November 13, 2025
Since introducing its Critical Safety Rules three years ago – which target choices railroaders encounter daily – Union Pacific’s improved injury rate positions the team to reach its goal of being the safest Class I railroad in the United States.
At the helm of this transformation: Chief Safety Officer Rod Doerr.
“Safety isn’t a program,” Doerr said. “It’s a promise – one railroader to another – that we all go home safe at the end of the day.”
For Doerr, that promise began far from corporate headquarters, in a Montana locomotive shop. His early years rebuilding locomotive engines and freight cars taught lessons no classroom could.
“There were just a handful of us,” said Doerr. “You learn quickly what safe feels like – and what unsafe feels like.”
Over 36 years – from purchasing to operations, from Los Angeles to Omaha — Doerr saw how one-size-fits-all safety plans fall short.
“Our old way was to spread a safety program across the railroad like peanut butter,” Doerr said. “But the risks in LA aren’t the same as the risks in the Twin Cities, so you can’t treat them alike.”
That insight shaped one of the railroad’s signature programs: Safety Action Plans. Each terminal and service unit now creates its own plan, identifying unique risks and strategies for improvement while aligning to company-wide goals.
“We empowered our field teams to design how to achieve the objective,” Doerr said. “Then we go out, assess and coach. If they’re hitting the mark, great.
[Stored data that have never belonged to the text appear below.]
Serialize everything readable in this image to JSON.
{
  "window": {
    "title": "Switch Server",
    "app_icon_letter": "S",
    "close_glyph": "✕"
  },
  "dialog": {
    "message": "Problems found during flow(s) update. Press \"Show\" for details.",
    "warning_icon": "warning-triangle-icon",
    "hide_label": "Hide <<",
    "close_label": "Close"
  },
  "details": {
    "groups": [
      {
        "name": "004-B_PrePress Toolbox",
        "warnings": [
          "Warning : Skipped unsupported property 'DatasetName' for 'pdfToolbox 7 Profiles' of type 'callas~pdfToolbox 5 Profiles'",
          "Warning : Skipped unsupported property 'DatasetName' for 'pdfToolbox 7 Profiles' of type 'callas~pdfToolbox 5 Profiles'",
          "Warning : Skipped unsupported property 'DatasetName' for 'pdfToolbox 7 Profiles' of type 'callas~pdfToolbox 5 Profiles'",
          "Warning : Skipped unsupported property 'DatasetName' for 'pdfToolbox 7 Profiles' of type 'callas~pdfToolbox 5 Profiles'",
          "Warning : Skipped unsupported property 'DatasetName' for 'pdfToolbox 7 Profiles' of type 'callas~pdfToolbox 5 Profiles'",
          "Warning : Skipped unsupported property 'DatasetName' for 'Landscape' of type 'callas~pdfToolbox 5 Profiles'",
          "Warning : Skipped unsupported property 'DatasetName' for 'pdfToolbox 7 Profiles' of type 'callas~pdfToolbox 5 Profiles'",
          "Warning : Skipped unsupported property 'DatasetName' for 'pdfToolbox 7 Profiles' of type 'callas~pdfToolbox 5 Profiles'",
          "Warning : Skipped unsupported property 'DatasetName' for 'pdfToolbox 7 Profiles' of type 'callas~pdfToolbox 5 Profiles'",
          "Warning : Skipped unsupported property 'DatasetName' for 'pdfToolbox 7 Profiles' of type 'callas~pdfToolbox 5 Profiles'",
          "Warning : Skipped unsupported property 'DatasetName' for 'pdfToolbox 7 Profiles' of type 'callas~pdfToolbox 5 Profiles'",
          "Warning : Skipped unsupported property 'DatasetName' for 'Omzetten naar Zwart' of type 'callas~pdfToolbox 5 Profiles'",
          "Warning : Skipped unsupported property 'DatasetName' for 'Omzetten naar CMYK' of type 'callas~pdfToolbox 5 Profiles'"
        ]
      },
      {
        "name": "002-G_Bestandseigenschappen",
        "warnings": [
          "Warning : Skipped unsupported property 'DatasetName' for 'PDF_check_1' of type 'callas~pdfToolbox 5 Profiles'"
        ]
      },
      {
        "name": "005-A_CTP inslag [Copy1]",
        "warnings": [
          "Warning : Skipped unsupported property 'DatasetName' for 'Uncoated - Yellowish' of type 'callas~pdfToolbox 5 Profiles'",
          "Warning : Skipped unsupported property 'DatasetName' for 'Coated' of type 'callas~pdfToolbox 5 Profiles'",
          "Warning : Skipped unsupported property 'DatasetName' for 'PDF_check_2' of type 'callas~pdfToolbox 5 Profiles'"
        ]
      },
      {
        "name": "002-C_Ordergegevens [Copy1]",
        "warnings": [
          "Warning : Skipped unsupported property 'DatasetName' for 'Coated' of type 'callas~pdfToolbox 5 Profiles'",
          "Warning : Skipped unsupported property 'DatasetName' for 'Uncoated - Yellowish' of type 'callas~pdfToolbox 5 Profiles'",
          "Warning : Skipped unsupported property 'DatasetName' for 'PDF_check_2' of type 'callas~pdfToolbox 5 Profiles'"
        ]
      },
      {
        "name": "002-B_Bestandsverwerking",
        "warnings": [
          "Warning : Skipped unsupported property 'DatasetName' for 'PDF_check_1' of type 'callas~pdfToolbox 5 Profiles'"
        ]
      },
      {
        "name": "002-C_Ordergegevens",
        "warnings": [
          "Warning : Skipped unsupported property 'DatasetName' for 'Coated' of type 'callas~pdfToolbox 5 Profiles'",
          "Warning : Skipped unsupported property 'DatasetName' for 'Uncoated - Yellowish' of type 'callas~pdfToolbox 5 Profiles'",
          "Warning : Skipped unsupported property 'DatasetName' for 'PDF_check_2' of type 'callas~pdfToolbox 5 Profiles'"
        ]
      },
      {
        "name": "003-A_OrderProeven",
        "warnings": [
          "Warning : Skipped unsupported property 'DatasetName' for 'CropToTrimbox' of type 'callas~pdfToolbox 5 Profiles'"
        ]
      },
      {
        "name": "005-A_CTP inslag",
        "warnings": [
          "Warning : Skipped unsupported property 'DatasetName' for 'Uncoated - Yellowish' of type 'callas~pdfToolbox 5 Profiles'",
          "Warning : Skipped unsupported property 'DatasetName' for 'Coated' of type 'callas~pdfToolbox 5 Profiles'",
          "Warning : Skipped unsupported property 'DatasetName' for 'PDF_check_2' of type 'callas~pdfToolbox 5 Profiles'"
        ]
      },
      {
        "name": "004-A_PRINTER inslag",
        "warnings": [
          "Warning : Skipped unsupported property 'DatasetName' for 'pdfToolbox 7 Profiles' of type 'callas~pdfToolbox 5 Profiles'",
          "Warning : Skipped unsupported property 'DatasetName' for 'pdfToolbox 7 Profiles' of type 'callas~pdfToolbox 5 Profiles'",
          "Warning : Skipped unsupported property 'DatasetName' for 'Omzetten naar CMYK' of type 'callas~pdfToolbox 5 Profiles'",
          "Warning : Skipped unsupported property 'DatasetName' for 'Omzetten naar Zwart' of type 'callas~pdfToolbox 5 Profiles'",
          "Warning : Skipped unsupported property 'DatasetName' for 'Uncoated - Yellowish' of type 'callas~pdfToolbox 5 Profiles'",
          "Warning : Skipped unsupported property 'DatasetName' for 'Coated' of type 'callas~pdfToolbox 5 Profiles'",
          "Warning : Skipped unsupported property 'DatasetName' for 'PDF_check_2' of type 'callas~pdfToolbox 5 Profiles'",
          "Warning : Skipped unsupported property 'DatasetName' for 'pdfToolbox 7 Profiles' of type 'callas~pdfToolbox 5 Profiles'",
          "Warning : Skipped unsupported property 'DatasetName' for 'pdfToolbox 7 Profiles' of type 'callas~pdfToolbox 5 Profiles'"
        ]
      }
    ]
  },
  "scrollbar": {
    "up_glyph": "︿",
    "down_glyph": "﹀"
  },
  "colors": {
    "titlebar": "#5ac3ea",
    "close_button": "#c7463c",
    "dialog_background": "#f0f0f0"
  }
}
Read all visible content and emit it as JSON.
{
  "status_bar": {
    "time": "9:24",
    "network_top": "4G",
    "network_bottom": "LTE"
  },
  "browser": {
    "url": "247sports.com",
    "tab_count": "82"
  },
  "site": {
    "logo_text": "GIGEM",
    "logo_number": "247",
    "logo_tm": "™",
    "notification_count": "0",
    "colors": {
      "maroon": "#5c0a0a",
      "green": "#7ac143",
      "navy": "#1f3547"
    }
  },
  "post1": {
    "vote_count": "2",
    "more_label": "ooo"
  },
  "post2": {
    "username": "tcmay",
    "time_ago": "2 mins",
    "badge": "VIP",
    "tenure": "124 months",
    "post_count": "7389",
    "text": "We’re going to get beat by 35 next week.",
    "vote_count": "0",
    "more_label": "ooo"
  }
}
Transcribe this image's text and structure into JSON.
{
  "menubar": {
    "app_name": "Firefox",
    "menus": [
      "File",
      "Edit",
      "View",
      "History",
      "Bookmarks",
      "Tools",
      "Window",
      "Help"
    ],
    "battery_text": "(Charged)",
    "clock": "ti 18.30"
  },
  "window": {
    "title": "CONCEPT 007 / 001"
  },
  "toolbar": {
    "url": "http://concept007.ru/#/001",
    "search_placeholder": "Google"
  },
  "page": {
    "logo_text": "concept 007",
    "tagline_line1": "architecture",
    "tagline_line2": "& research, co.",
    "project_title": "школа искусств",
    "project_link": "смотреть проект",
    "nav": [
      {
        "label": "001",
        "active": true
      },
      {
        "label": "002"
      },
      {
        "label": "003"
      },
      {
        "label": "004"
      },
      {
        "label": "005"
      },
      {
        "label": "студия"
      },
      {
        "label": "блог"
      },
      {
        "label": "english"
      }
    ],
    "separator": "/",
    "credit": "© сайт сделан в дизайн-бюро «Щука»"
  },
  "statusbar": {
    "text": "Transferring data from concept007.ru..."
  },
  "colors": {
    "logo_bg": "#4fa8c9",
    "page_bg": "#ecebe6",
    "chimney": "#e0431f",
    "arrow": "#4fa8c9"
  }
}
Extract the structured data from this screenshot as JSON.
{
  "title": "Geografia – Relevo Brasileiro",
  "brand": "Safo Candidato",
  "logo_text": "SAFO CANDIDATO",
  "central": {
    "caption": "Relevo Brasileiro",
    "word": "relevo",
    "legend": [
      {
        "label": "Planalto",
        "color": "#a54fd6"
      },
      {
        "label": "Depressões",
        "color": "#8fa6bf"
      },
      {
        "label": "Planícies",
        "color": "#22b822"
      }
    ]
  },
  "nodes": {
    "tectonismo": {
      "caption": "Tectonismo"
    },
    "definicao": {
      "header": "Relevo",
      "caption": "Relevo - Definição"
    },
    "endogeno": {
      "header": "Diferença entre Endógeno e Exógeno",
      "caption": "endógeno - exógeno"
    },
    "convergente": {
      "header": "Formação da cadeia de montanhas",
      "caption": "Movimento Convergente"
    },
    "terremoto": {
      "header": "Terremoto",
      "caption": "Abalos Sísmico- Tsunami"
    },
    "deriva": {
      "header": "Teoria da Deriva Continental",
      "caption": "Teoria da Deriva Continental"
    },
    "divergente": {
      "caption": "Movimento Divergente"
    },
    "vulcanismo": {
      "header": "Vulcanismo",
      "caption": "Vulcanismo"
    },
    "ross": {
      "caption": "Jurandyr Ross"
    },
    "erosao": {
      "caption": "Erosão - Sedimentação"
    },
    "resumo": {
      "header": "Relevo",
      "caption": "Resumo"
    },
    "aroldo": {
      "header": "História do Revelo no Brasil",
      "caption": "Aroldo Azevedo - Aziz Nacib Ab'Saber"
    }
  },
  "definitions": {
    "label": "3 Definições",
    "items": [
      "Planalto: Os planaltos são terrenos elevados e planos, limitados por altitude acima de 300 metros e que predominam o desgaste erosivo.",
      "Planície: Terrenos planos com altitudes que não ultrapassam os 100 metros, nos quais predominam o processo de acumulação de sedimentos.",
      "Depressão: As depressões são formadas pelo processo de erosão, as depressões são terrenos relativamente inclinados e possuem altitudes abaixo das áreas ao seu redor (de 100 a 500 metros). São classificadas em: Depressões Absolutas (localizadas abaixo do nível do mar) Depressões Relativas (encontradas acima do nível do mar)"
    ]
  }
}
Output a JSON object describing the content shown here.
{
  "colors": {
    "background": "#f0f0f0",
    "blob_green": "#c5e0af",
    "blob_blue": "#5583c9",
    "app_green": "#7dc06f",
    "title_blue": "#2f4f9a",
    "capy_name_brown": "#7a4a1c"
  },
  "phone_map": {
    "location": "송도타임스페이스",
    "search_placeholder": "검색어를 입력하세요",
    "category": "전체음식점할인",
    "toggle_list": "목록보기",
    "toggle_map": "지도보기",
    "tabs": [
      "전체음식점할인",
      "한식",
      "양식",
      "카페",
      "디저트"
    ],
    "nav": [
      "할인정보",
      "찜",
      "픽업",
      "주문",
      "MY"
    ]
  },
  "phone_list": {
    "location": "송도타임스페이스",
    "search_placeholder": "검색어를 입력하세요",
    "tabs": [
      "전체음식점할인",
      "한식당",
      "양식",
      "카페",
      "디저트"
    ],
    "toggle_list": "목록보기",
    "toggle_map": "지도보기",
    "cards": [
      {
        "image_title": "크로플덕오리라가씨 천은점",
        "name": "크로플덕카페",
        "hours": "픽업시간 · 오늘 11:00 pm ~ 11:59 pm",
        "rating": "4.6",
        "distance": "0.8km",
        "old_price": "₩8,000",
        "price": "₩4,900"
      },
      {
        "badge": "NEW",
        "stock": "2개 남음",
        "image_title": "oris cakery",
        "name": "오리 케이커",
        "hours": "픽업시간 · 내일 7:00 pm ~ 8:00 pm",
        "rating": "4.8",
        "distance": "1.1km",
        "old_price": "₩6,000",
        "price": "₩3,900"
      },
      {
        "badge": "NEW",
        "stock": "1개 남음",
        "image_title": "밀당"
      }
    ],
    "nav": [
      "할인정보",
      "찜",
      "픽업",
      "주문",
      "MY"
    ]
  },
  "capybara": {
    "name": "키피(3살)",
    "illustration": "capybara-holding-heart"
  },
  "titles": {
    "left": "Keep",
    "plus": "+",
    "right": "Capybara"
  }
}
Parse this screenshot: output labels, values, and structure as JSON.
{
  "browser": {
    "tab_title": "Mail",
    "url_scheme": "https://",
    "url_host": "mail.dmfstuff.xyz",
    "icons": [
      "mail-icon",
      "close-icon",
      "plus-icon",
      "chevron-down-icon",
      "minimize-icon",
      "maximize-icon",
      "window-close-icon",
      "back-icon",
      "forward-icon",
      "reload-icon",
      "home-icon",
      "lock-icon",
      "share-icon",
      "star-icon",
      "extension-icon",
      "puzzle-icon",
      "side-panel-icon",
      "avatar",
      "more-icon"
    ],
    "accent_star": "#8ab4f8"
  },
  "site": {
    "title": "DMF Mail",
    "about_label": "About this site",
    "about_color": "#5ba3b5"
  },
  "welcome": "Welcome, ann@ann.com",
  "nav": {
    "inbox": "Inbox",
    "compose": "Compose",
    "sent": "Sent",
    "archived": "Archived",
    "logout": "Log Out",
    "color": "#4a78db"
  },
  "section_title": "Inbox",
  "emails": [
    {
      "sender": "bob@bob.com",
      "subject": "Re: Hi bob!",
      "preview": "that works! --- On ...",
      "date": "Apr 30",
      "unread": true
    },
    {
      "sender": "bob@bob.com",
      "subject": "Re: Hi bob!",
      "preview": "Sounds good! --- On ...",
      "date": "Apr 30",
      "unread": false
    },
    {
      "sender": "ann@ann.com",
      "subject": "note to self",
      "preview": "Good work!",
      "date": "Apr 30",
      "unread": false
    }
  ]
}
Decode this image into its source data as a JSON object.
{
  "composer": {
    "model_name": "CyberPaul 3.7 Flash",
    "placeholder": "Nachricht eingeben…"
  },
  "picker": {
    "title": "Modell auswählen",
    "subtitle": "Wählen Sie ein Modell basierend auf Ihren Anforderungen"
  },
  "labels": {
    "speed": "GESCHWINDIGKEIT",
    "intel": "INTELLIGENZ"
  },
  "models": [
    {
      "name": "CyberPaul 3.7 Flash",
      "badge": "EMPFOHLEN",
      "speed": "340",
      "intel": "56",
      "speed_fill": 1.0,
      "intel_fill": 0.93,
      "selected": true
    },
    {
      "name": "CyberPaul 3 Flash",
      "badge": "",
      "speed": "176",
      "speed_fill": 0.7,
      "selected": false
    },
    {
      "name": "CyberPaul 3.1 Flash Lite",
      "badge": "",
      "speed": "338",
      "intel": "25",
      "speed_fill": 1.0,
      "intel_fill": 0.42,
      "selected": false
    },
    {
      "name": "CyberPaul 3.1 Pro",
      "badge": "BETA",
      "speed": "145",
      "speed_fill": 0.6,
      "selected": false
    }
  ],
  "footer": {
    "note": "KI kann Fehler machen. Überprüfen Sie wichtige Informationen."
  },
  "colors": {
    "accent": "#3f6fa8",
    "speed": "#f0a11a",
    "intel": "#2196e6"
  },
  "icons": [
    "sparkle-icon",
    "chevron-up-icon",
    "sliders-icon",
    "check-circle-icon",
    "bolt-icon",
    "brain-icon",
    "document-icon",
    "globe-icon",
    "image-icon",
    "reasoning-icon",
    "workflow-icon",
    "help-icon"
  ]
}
If not, we dig in and figure out why.”
His field assessment team embodies this ‘trust but verify’ philosophy.
“If you tell me fire extinguishers are being checked, I should be able to walk up and see a current inspection date,” Doerr said. “Show me – don’t tell me.”
A turning point came when analyzing injury data. The team discovered that less than 30 out of 3,300 operating rules accounted for half of all serious incidents and injuries.
“That was the aha moment,” Doerr said. “Instead of trying to enforce all rules equally, we focus on the ones that really matter – the ones that save lives. And when we showed employees the data, it clicked. They saw the ‘why’ behind it.”
The Critical Safety Rules have addressed about half of serious injuries – but there’s still work to be done.
“The safety incidents we’re seeing now are a mile wide and an inch deep. They don’t group up neatly,” Doerr said. “So, the question becomes how do we reach those? Adding more rules won’t work. This next phase must be about shared responsibility: programs and practices that empower employees to help shape the solution.”
That mindset – practical, data-driven and deeply human – has become Doerr’s hallmark.
“We’ll never make safety perfect,” Doerr said. “But if every person here knows their voice matters, and knows the reason behind the rules, then we’re on the right track.”